In this embodiment, silica (SiO ₂ ) has been described as the inorganic filler. However, alumina (Al ₂ O ₃ ) was used as the inorganic filler, and this was added to the polyimide film 9. However, it has been confirmed that the same effect as the previous example can be obtained.

This embodiment can be similarly applied to a stator coil used for a rotating electric machine other than the main motor for driving a vehicle. For example, even in a stator coil of a rotating electric machine having low heat resistance using a mica tape formed by bonding mica paper and a polyester film with an adhesive varnish as main insulation of the stator coil, silica (SiO ₂₎ which is an inorganic filler described above is used. ) Or alumina (Al ₂ O ₃ ) can be added to the polyester film to obtain the same effect as the previous example.

[0028]

The stator coil according to the present invention has an insulating layer formed of mica tape formed by laminating a mica paper and a film filled with an inorganic substance. It is possible to obtain a strength against partial discharge which may frequently occur in a void portion of the insulating layer of the stator coil.

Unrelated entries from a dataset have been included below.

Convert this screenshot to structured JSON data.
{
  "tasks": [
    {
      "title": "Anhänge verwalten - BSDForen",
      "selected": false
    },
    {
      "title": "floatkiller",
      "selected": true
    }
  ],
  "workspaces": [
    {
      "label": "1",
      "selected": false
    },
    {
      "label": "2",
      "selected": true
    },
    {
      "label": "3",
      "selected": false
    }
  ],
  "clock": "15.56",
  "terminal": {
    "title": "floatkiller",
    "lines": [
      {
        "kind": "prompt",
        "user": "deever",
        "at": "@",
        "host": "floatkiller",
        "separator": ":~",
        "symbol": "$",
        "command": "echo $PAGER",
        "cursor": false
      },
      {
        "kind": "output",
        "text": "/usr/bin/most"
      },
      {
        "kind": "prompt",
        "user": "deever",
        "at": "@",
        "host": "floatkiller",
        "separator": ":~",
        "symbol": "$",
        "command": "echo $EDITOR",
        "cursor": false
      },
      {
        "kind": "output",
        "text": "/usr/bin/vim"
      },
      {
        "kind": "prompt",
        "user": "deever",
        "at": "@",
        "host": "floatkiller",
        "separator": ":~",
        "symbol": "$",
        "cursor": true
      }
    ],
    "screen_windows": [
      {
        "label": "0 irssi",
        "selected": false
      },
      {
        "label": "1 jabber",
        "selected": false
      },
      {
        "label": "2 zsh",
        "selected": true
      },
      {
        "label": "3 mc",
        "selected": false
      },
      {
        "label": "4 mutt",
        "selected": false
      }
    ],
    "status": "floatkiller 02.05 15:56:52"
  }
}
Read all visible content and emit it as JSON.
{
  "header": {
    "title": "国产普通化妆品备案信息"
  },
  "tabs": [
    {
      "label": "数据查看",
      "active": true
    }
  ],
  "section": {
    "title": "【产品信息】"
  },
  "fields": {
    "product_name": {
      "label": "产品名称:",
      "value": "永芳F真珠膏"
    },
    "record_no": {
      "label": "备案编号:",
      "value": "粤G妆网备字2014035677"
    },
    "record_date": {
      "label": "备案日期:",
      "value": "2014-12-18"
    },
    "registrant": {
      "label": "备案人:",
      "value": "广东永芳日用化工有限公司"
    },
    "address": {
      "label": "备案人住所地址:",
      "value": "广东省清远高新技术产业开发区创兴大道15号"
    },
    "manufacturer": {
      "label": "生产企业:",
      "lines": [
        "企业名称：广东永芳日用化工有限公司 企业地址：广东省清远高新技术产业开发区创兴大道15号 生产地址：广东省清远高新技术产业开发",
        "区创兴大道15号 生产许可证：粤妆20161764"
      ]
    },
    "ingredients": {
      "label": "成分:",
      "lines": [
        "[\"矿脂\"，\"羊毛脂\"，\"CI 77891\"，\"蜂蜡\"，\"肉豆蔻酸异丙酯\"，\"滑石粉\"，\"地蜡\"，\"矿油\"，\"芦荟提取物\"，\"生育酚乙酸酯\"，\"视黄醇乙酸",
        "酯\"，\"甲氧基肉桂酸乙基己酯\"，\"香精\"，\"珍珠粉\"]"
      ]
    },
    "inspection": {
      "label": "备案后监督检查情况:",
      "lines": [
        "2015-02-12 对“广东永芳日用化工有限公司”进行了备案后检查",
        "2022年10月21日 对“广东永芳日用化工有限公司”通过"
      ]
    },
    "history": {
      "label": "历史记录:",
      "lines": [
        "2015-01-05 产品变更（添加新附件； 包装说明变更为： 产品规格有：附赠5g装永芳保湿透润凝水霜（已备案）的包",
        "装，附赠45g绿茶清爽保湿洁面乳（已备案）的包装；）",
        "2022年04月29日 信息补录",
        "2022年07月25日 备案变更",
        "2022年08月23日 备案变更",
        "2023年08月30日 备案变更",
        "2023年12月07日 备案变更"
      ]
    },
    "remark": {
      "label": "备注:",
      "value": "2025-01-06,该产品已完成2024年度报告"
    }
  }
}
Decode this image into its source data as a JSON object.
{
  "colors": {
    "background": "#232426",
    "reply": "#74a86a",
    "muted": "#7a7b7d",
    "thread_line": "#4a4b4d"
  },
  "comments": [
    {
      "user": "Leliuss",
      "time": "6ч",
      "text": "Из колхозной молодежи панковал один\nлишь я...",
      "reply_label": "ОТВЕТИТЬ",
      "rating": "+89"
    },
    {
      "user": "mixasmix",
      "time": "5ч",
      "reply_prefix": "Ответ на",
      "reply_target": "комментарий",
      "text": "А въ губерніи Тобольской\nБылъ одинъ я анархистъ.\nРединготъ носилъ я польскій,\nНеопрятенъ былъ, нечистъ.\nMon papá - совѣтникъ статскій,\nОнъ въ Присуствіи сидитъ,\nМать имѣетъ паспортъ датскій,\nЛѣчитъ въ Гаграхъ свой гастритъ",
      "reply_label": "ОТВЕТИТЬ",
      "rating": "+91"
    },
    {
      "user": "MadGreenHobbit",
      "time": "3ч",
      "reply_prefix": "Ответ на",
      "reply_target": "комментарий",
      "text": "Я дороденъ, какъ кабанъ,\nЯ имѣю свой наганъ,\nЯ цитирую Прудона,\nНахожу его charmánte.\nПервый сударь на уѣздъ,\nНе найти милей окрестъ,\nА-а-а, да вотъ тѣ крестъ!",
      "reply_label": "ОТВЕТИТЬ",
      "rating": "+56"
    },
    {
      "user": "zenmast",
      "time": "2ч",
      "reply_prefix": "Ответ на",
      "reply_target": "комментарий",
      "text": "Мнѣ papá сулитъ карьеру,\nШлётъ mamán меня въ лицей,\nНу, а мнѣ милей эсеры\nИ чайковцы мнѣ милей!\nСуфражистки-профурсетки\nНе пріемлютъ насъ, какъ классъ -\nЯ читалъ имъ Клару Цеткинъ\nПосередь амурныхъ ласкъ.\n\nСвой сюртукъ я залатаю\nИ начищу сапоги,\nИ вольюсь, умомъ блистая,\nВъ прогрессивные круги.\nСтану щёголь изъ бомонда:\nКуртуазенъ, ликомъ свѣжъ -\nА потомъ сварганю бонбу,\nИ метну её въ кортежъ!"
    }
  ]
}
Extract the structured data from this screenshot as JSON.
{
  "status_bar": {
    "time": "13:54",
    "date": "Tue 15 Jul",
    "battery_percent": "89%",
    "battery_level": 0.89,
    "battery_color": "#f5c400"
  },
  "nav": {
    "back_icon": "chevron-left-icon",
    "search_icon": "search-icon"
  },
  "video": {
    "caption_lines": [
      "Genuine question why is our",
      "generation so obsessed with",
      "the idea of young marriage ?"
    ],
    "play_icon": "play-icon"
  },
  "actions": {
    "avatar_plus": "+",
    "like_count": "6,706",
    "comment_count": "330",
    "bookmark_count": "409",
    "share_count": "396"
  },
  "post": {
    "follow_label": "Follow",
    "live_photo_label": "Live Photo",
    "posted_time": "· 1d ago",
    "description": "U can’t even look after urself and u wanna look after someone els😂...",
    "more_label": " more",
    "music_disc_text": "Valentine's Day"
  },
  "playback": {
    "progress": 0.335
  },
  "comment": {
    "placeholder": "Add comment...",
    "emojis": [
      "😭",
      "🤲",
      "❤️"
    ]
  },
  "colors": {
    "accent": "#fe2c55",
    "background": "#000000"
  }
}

[Brief description of the drawings]

FIG. 1 is a configuration diagram of a mica tape.

FIG. 2 is an external view of a stator coil wound with the mica tape of FIG. 1;

FIG. 3 is a perspective view showing an insulating configuration of the stator coil of FIG. 2;

FIG. 4 is a diagram showing a relationship between a voltage applied to a stator coil and a voltage application time.

[Explanation of symbols]

DESCRIPTION OF SYMBOLS 1 ... Stator coil, 2 ... Conductor, 3 ... Insulation coating, 4 ... Coil, 5 ... Mica tape, 6 ... Glass tape, 7 ... Mica paper, 8 ... Adhesive varnish, 9 ... Polyimide film which added inorganic filler.

Claims (7)

[Claims] 1. A stator coil for a rotating electric machine comprising an insulating layer formed of an insulating material having mica paper and a backing material filled with an inorganic substance. 2. A stator coil for a rotating electric machine, wherein a mica tape formed by laminating a mica paper and a film filled with an inorganic substance is wound around an outer periphery of a coil a predetermined number of times to form an insulating layer. 3. The stator coil of a rotating electric machine according to claim 2, wherein said insulating layer is formed by a mica tape formed by bonding mica paper and a polyimide film filled with silica (SiO ₂ ) as an inorganic substance. 4. The stator for a rotating electric machine according to claim 2, wherein said insulating layer is formed by a mica tape formed by bonding mica paper and a polyimide film filled with alumina (Al ₂ O ₃ ) as an inorganic substance. coil. 5. The stator coil for a rotating electric machine according to claim 2, wherein said insulating layer is formed by a mica tape formed by laminating mica paper and a polyester film filled with silica (SiO ₂ ) as an inorganic substance. 6. The stator for a rotating electric machine according to claim 2, wherein said insulating layer is formed by a mica tape formed by laminating mica paper and a polyester film filled with alumina (Al ₂ O ₃ ) as an inorganic substance. coil. 7. A rotating electric machine comprising the stator coil according to any one of claims 1 to 6.